Understanding patterns of subclinical autoimmunity in the population is important for the elucidation of factors involved in initial perturbation of the immune system and subsequent progression toward a clinical state. While conventional wisdom has been that ANA positivity in children may often be due to infection, Allen et al did not find historical or intercurrent viral infections to be associated with an increased risk of ANA positivity.41 Studies have begun to explore the association between environmental toxicants and subclinical autoimmunity. We recently reported that in the general US population, low-level methylmercury exposure was associated with higher risk of ANA positivity (by IFA) among females of reproductive age.42 Further research into the role of environmental exposures in the development of autoimmunity relies on assays with favorable reliability and with broad applicability to various population subsets.

Our study clearly demonstrates that ANA testing based on multiplex and IFA assays yields not only divergent overall prevalence rates but differential agreement across demographic subsets.
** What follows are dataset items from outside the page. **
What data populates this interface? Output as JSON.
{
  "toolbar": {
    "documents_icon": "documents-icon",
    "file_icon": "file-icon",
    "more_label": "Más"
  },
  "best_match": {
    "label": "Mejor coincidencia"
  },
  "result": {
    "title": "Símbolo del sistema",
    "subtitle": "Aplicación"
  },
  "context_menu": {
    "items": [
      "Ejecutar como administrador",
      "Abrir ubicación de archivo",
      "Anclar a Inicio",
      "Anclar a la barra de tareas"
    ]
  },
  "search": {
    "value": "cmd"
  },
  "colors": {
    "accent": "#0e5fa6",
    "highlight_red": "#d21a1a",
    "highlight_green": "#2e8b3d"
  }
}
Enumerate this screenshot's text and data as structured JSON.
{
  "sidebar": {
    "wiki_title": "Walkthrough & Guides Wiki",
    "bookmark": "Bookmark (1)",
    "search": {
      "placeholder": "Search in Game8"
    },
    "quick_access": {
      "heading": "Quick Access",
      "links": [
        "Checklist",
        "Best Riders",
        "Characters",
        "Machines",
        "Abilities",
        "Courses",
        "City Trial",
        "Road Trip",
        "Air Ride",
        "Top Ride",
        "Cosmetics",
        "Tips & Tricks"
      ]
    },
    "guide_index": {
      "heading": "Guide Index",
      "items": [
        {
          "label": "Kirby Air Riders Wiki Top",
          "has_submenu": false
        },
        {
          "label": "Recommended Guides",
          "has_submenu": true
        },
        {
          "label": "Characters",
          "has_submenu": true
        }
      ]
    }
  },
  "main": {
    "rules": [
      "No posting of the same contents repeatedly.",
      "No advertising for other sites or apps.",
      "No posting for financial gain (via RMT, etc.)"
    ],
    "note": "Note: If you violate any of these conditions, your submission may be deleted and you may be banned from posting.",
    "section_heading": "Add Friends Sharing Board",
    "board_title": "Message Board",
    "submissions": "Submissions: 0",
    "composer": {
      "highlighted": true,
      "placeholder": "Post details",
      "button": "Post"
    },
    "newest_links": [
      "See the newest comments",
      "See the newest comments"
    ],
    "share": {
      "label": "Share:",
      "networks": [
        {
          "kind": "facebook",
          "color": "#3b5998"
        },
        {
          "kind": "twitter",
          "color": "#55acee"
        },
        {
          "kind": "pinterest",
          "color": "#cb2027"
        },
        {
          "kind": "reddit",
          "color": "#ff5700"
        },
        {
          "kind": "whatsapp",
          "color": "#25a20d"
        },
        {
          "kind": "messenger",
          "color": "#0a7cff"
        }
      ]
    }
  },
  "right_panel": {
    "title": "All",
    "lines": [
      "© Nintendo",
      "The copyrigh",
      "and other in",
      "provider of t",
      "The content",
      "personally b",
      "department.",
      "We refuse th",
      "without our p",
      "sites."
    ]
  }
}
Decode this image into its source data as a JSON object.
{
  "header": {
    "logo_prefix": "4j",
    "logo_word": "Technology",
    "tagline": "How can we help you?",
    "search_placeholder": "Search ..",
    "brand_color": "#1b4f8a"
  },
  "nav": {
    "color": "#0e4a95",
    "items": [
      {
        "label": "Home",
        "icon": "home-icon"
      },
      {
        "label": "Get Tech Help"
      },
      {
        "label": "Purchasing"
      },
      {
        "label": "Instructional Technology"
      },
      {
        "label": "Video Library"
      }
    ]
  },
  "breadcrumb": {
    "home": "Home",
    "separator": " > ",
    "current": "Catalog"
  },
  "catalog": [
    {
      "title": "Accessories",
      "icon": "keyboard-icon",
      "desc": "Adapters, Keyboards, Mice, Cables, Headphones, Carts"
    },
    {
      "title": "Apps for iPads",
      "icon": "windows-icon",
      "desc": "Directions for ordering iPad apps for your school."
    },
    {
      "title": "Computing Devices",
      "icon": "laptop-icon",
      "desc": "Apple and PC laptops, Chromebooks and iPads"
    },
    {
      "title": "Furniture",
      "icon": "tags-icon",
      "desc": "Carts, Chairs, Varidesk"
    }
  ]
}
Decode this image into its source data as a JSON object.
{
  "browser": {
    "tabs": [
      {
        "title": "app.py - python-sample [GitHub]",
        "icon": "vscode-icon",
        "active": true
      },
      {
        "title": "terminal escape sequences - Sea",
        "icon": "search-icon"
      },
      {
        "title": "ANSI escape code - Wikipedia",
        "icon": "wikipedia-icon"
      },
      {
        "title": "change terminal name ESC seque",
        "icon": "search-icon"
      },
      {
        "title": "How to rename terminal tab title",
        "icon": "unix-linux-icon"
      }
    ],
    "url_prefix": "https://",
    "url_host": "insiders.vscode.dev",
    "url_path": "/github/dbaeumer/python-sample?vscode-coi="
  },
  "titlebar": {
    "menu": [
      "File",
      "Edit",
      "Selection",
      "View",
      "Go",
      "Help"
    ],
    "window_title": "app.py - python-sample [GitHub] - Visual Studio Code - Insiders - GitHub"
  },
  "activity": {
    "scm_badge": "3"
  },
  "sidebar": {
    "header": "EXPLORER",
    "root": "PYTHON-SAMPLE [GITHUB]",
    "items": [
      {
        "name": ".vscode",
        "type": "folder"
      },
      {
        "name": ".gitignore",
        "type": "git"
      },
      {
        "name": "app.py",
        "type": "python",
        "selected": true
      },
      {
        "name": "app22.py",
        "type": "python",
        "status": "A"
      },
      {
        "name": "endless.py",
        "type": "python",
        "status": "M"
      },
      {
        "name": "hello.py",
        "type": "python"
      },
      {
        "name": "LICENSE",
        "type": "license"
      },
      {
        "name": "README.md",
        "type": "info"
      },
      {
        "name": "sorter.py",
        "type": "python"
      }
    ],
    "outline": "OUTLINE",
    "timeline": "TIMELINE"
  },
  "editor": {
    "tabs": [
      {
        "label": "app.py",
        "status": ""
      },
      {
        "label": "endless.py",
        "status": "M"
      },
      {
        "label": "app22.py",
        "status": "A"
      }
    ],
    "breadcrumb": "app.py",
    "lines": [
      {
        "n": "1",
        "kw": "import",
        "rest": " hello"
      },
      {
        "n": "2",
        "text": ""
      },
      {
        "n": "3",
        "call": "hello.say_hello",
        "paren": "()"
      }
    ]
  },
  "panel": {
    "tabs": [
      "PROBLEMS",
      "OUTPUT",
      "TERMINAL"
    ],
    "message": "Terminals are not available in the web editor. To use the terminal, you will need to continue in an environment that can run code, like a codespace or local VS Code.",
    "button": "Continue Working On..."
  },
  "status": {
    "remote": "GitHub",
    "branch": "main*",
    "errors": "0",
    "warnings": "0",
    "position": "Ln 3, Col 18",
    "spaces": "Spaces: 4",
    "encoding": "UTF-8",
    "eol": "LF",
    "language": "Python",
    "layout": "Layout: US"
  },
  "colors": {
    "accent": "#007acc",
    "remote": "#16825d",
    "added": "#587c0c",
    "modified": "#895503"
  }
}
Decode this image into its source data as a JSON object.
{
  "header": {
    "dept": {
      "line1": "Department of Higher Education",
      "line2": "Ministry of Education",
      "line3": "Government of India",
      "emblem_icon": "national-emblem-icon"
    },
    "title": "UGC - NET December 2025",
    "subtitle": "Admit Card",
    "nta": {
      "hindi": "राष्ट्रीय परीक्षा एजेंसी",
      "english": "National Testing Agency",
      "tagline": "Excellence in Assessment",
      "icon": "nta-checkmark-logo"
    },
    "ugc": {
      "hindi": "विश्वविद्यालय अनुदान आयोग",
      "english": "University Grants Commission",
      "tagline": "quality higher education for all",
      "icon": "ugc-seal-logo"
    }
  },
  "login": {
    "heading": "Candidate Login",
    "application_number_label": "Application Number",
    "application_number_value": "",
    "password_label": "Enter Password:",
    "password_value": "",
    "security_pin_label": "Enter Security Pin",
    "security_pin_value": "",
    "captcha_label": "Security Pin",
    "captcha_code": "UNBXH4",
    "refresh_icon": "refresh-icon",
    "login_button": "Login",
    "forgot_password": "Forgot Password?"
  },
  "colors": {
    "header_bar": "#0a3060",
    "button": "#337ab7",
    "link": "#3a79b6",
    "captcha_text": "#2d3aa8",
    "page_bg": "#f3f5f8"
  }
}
By simultaneously testing the same specimens by both methods, discordance in results cannot be ascribed to temporal physiologic changes, as might be contemplated in the clinical setting when serial testing yields opposing results. While the majority of data related to ANA testing stem from clinical series of persons with known or suspected autoimmune disease, we have extended the literature by focusing on a general population cohort of children. Given the homogeneous nature of our study population, the generalizability of results to adults or other racial and ethnic groups is unknown. However, we have focused on an ethnic group with heightened risk of SLE and potentially other autoimmune diseases compared to the non-Hispanic white population,33,34 and provide enhanced characterization of ANA testing in this group.

Conclusion

We have demonstrated substantial variation in the performance of competing assays for ANA detection in a pediatric cohort. Our data support a growing body of evidence demonstrating that, despite these two tests often being used interchangeably, they are in fact disparate assays. As in the clinical setting, this should be taken into consideration in research studies of subclinical autoimmunity.

Acknowledgments

This work was supported by NIH/NIEHS grants K01ES019909, P30ES017885, R01ES021446, R01ES007821, P01ES022844 and the National Institute of Public Health/Ministry of Health of Mexico. The American British Cowdray Hospital provided facilities used for subject recruitment and sample collection. The contents of this article are solely the responsibility of the authors and do not necessarily represent the official views of the NIH.

Disclosure

The authors report no conflicts of interest in this work.